Ce lundi, l'apparition d'affiches pour la "Marche pour la vie" sur des abribus parisiens a suscité la polémique sur Internet. Selon l'afficheur JCDecaux, cet affichage est illégal.

Les affiches de la Marche pour la Vie ont été découvertes par les Parisiens lundi matin
Les affiches de la Marche pour la Vie ont été découvertes par les Parisiens lundi matin © Radio France / JB

"C'est une courte intervention (pour une longue dépression)" : c'est l'un des slogans que l'on pouvait voir, ce lundi matin, sur une centaine d'abribus de la ville de Paris. Ces affiches, toutes montrant un slogan en couleur sur une photo noir et blanc, font la promotion de la "Marche pour la vie", une manifestation prévue le 22 janvier prochain par les opposants à l'Interruption volontaire de grossesse.

L'une de ces affiches avait déjà été vue la semaine dernière dans les pages du Figaro, et dans TéléObs, suscitant déjà une première polémique sur Internet.

Ce lundi, l'apparition de cette campagne dans les rues de Paris a à nouveau déchiré les réseaux sociaux, avec d'un côté ceux qui s'indignent de cet affichage, de l'autre ceux, favorables à la "Marche pour la vie" qui s'en félicitent, mettant en avant leur liberté d'expression et comparant ces affiches à celles de la campagne de prévention contre le Sida qui avait fait polémique en novembre dernier.

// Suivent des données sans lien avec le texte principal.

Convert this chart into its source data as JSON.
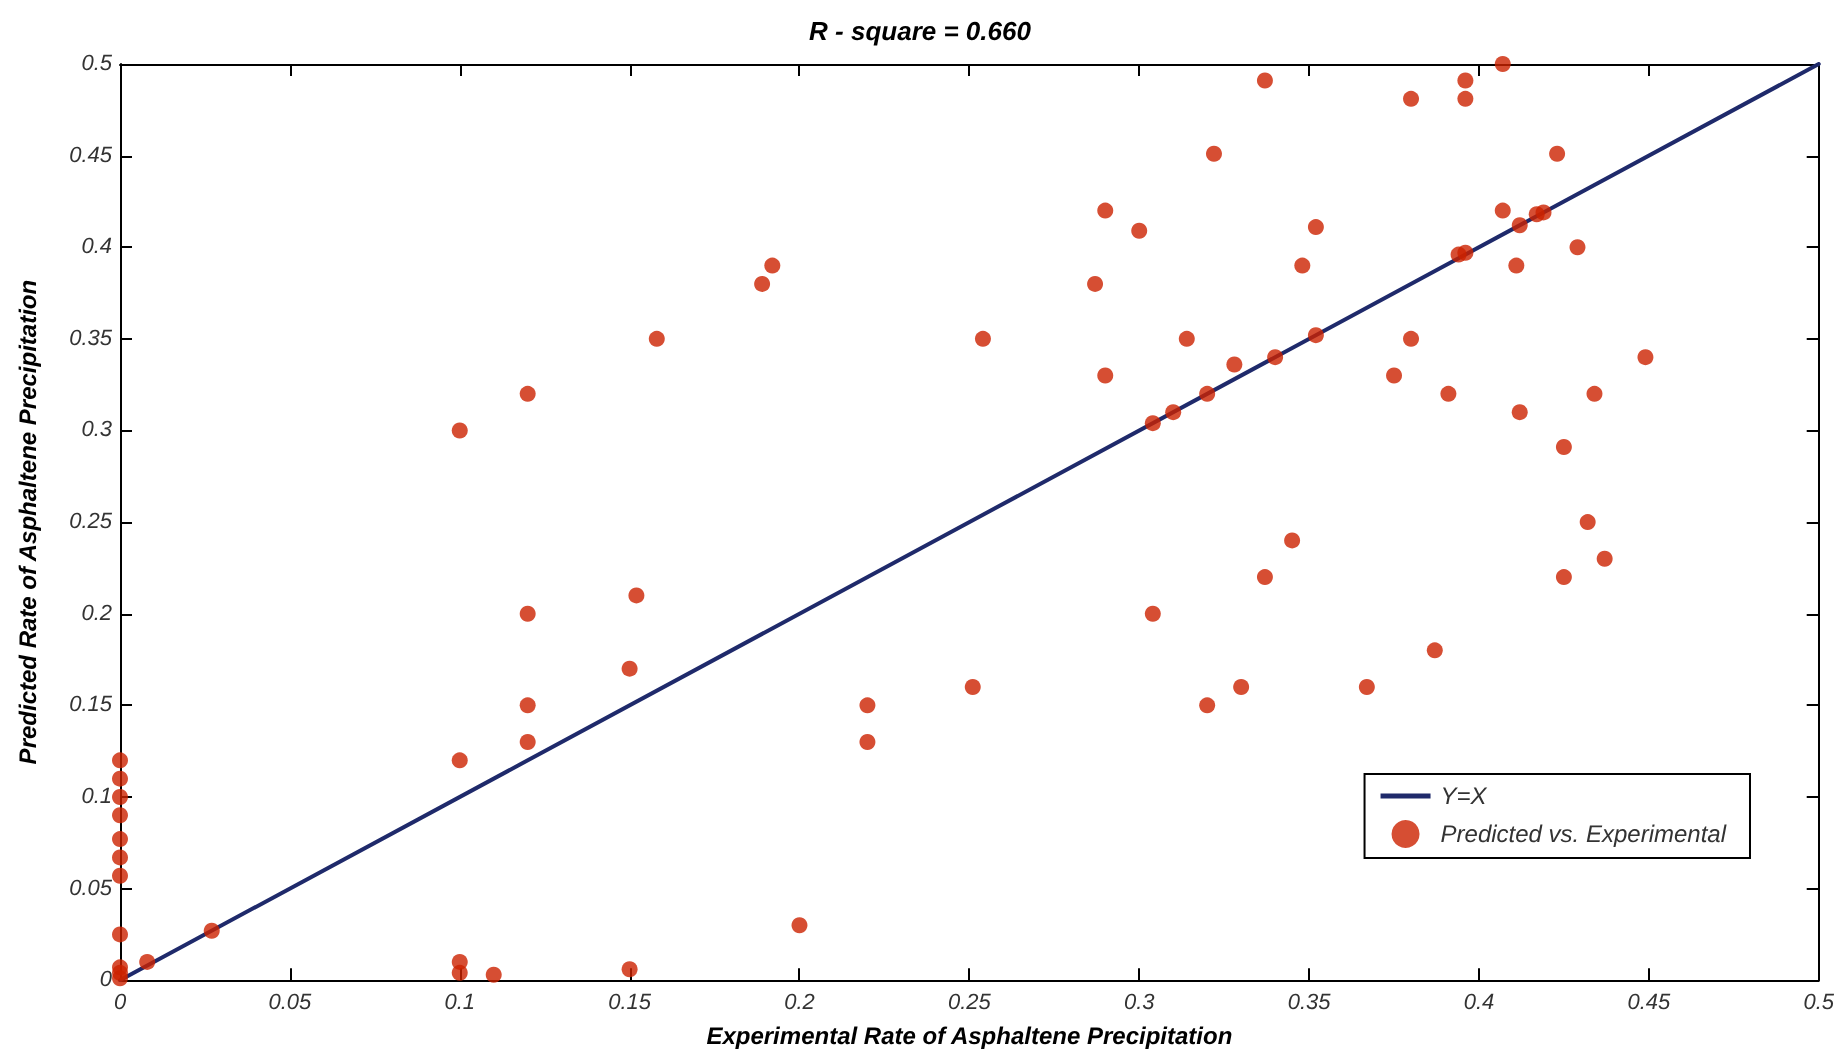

Selon JCDecaux, qui gère les abribus parisiens, il s'agit d'un affichage illégal. L'entreprise a réagi sur son compte Twitter, ajoutant qu'elle allait porter plainte. Contacté par France Inter, le groupe explique que "les clés nécessaires à l'ouverture des caissons publicitaires ont pu être contrefaites ou volées, ou les serrures forcées", mais affirme ne pas encore connaître le mode opératoire exact qui a été utilisé pour cet affichage sauvage. Selon nos constatations, plusieurs de ces affiches avaient déjà été retirées en fin de matinée lundi.

Le compte officiel de la "Marche pour la Vie", qui s'était félicité la semaine dernière de la parution de sa campagne dans le Figaro, n'a pas relayé cet affichage. Selon LCI ce sont des militants du mouvement "Les Survivants" qui sont derrière cette action, mais leur chef de file assure qu'il s'agit d'actes isolés : "Ce sont de grands garçons, ils font ce qu'ils veulent", affirme-t-il. Habitués des opérations coup de poing, des membres des Survivants avaient recouvert la Statue de la Liberté parisienne d'un voile de deuil noir, le mois dernier.